NorthShore University HealthSystem is set to acquire Northwest Community Healthcare.

NorthShore to merge with Northwest Community Healthcare

July 10, 2020
by John R. Fischer, Senior Reporter
NorthShore University HealthSystem is set to merge with Northwest Community Healthcare (NCH), one of the last remaining independent hospitals in the Chicago area.

The deal is expected to provide Northwest patients greater access to specialists, research and data under NorthShore, and will transform NCH into a regional, community-focused healthcare hub in Chicago’s northwest suburbs. In exchange, NorthShore will be able to apply its community-based care approach to more patients.

"The NorthShore model is unique in this region and allows us to build upon what is working extraordinarily well at NCH, maintain our strong physician relationships while bringing added resources to expand care and services within our community," Steve Scogna, CEO of Northwest Community Healthcare, told HCB News. "Our Arlington Heights hospital will remain a full-service tertiary facility, providing patient access to specialty and subspecialty services, close to home. Our network of ambulatory facilities will also provide convenient and cost-effective services to evolve the healthcare delivery model to meet the growing demands of today’s consumers."

The decision to join NorthShore followed an 18-month strategic assessment by the NCH Board of Directors, which was attracted to NorthShore’s community-based approach.

Northwest brings a 509-bed hospital in Arlington Heights; 23 doctors’ offices; five immediate care centers; and other facilities in the northwest suburbs. The Arlington Heights hospital will join five others owned by NorthShore in Skokie, Highland Park, Evanston, Glenview and the Swedish Covenant Hospital recently acquired by NorthShore in Chicago’s North Side.

Patients who use these facilities will have access to two physician networks of employed and independent doctors for localized care decisions, as well as care and services through expanded access points.

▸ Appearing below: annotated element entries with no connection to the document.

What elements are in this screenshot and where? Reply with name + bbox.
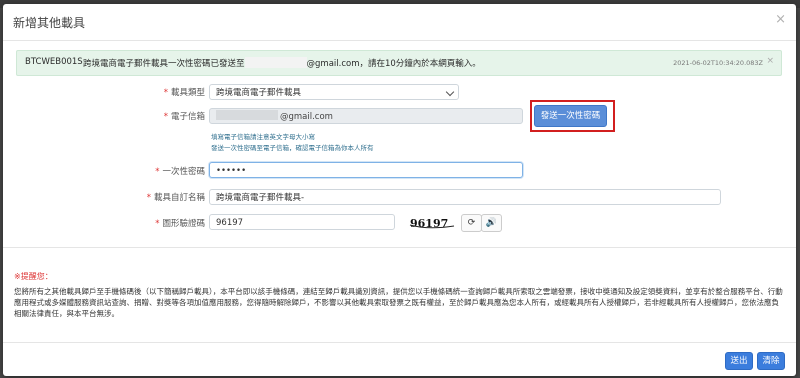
captcha-input[interactable]: 96197 <box>209 214 395 230</box>
redacted-email-user <box>216 110 278 120</box>
chevron-down-icon <box>445 87 455 97</box>
nickname-input[interactable]: 跨境電商電子郵件載具- <box>209 189 721 205</box>
alert-code: BTCWEB001S <box>25 57 83 67</box>
required-mark: * <box>146 193 151 203</box>
captcha-label: * 圖形驗證碼 <box>155 219 205 229</box>
otp-label: * 一次性密碼 <box>155 167 205 177</box>
alert-close-icon[interactable]: × <box>766 56 774 66</box>
required-mark: * <box>155 167 160 177</box>
otp-input[interactable]: •••••• <box>209 162 523 178</box>
audio-captcha-icon[interactable]: 🔊 <box>481 214 502 232</box>
send-otp-button[interactable]: 發送一次性密碼 <box>534 105 607 127</box>
email-label: * 電子信箱 <box>163 112 205 122</box>
dialog-header: 新增其他載具 × <box>3 4 796 41</box>
notice-body: 您將所有之其他載具歸戶至手機條碼後（以下簡稱歸戶載具），本平台即以該手機條碼，連… <box>14 287 783 318</box>
divider <box>3 247 796 248</box>
email-field[interactable]: @gmail.com <box>209 108 523 124</box>
alert-message-prefix: 跨境電商電子郵件載具一次性密碼已發送至 <box>83 59 245 69</box>
email-hint: 填寫電子信箱請注意英文字母大小寫 <box>211 133 315 141</box>
otp-hint: 發送一次性密碼至電子信箱，確認電子信箱為你本人所有 <box>211 144 374 152</box>
captcha-image: 96197 <box>409 217 455 230</box>
close-icon[interactable]: × <box>775 12 786 27</box>
add-carrier-dialog: 新增其他載具 × BTCWEB001S 跨境電商電子郵件載具一次性密碼已發送至 @… <box>3 4 796 376</box>
nickname-label: * 載具自訂名稱 <box>146 193 205 203</box>
alert-message: 跨境電商電子郵件載具一次性密碼已發送至 @gmail.com，請在10分鐘內於本網… <box>83 57 481 69</box>
alert-message-suffix: @gmail.com，請在10分鐘內於本網頁輸入。 <box>306 59 481 69</box>
dialog-title: 新增其他載具 <box>13 16 86 30</box>
carrier-type-select[interactable]: 跨境電商電子郵件載具 <box>209 84 459 100</box>
success-alert: BTCWEB001S 跨境電商電子郵件載具一次性密碼已發送至 @gmail.com… <box>16 50 782 76</box>
notice-title: ※提醒您： <box>14 272 53 281</box>
carrier-type-label: * 載具類型 <box>163 88 205 98</box>
footer-divider <box>3 342 796 343</box>
clear-button[interactable]: 清除 <box>757 352 785 370</box>
alert-timestamp: 2021-06-02T10:34:20.083Z <box>673 59 763 67</box>
required-mark: * <box>163 112 168 122</box>
refresh-captcha-icon[interactable]: ⟳ <box>461 214 482 232</box>
redacted-email <box>244 57 307 68</box>
required-mark: * <box>163 88 168 98</box>
required-mark: * <box>155 219 160 229</box>
submit-button[interactable]: 送出 <box>725 352 753 370</box>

Consolidation of independent hospitals with larger healthcare systems has become more common in recent years due to competition and the desire to attract patients, and is expected to grow even following the outbreak of the COVID-19 pandemic. It should be noted, however, that finances did not play a role in the decision by Northwest, which earned a revenue of $654 million for the year last September, up from $624 million the previous year. NorthShore made $2.2 billion in revenue, up from about $2.1 billion the year before, according to audited financial statements.

NorthShore previously had a plan starting in 2014 to merge with Advocate Health Care but walked away from it in 2017 after the Federal Trade Commission challenged the proposed merger. A federal judge agreed with the FTC on the grounds that Advocate and NorthShore together would be able to impose price increases on Illinois insurers, according to The Chicago Tribune.

Both NorthShore and Northwest do not anticipate the FTC will have significant concerns about their deal, and expect the transaction to close later this year, pending regulatory review and approval.

"Joining with an established system, whose model is unique yet mission and culture mirror ours, will allow NCH to strengthen its core programs, drive improved access and expand specialized care for our patients and community," said Scogna. "This is a merger of two great organizations that will preserve the NCH facilities, physician partnerships and most importantly, our longstanding commitment to the community."